Global debt is an issue of concern especially after the financial crisis of 2008. The current level of world debt is so alarming, if not checked it could lead to the worst ever financial crisis.
Global debt rose to a new record high of $164 trillion in 2016, which was 225 per cent of global GDP, according to a report by International Monetary Fund (IMF). Of $164 trillion, 63 per cent is non-financial private sector debt, and only 37 per cent is public sector debt. Developed economies were responsible for most of the global debt. Having said that, in the last decade, emerging economies are responsible for most of the increase in the global debt. China alone contributed 43 per cent of the increase since 2007. In contrast, the contribution to global debt from low income developing countries is barely noticeable.
America's debt obligation is the largest in the world. It stands equivalent to the European Union, which consists of 28 countries.
In the emerging market and middle-income economies category, India had the second highest debt, only after Brazil. But this figure is projected to steadily decline, from 68.9 per cent this year to 61.4 per cent by 2023. According to the IMF, India's debt ratio projection for 2023, along with fiscal deficit target of 3 per cent by 2019-20, are 'appropriate'.

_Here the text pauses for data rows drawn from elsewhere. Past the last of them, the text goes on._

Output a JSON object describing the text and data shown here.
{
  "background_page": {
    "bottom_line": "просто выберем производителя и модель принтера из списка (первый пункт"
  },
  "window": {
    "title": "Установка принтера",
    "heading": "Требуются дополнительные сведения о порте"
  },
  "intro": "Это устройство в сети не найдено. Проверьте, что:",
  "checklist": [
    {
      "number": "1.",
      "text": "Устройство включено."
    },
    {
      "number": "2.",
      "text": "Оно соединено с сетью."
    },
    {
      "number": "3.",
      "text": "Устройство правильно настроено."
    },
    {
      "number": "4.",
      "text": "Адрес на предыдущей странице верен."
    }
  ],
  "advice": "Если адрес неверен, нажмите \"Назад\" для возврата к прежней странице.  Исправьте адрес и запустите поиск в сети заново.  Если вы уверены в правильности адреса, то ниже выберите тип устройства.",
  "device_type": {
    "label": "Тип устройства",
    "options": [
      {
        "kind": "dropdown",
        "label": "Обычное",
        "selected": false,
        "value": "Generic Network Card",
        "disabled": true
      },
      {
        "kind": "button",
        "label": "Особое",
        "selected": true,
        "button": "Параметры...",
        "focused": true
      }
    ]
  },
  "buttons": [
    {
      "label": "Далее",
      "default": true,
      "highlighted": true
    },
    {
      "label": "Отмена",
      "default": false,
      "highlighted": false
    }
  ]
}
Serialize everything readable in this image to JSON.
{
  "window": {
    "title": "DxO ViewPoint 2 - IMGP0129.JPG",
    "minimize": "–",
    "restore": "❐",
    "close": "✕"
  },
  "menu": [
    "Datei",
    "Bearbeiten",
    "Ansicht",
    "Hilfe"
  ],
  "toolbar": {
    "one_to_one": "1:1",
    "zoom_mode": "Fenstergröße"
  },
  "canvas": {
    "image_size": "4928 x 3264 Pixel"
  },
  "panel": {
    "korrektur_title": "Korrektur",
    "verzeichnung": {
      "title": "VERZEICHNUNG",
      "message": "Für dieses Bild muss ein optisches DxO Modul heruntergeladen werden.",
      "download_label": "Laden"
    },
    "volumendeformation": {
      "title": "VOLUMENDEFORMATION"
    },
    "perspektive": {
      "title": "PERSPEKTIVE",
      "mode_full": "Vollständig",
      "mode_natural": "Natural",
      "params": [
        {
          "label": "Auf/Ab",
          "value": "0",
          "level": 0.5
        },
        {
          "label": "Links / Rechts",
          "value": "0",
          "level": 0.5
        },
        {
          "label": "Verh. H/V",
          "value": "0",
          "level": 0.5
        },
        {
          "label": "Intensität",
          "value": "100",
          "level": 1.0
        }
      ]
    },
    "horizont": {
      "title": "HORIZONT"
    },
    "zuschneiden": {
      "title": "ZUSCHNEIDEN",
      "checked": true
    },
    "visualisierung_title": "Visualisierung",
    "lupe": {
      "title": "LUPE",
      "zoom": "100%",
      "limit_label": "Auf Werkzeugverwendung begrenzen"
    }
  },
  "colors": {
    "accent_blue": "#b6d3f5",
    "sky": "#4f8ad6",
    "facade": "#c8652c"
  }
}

What does this mean for India?
For India, IMF's positive outlook means that things are on the right track, provided the government delivers fully on its policy commitments. Government policy initiative Aadhaar was praised by the IMF. It said: "Digitalisation can improve financial management and ultimately the efficiency of public spending...Biometric technology to identify and authenticate individuals can help reduce leakages and improve coverage of social programs. With more than 1.2 billion registered citizens in India's biometric identification system, Aadhaar, the country stands out as a leader in this area," it said. However the report made clear that "governments must address multiple political, social, and institutional weaknesses and manage digital risks".
A decline in the Debt to GDP ratio is beneficial for a country as with the declining debt, the interest payment would be a saving. Treasury securities issued by the country's government would see a spike in demand, as the risk assumption of lenders would significantly reduce which in turn would further bring down the interest rates providing a boost to the economy. Higher demand of treasury securities would also appreciate the rupee and reduce the deficit in India's balance of payments.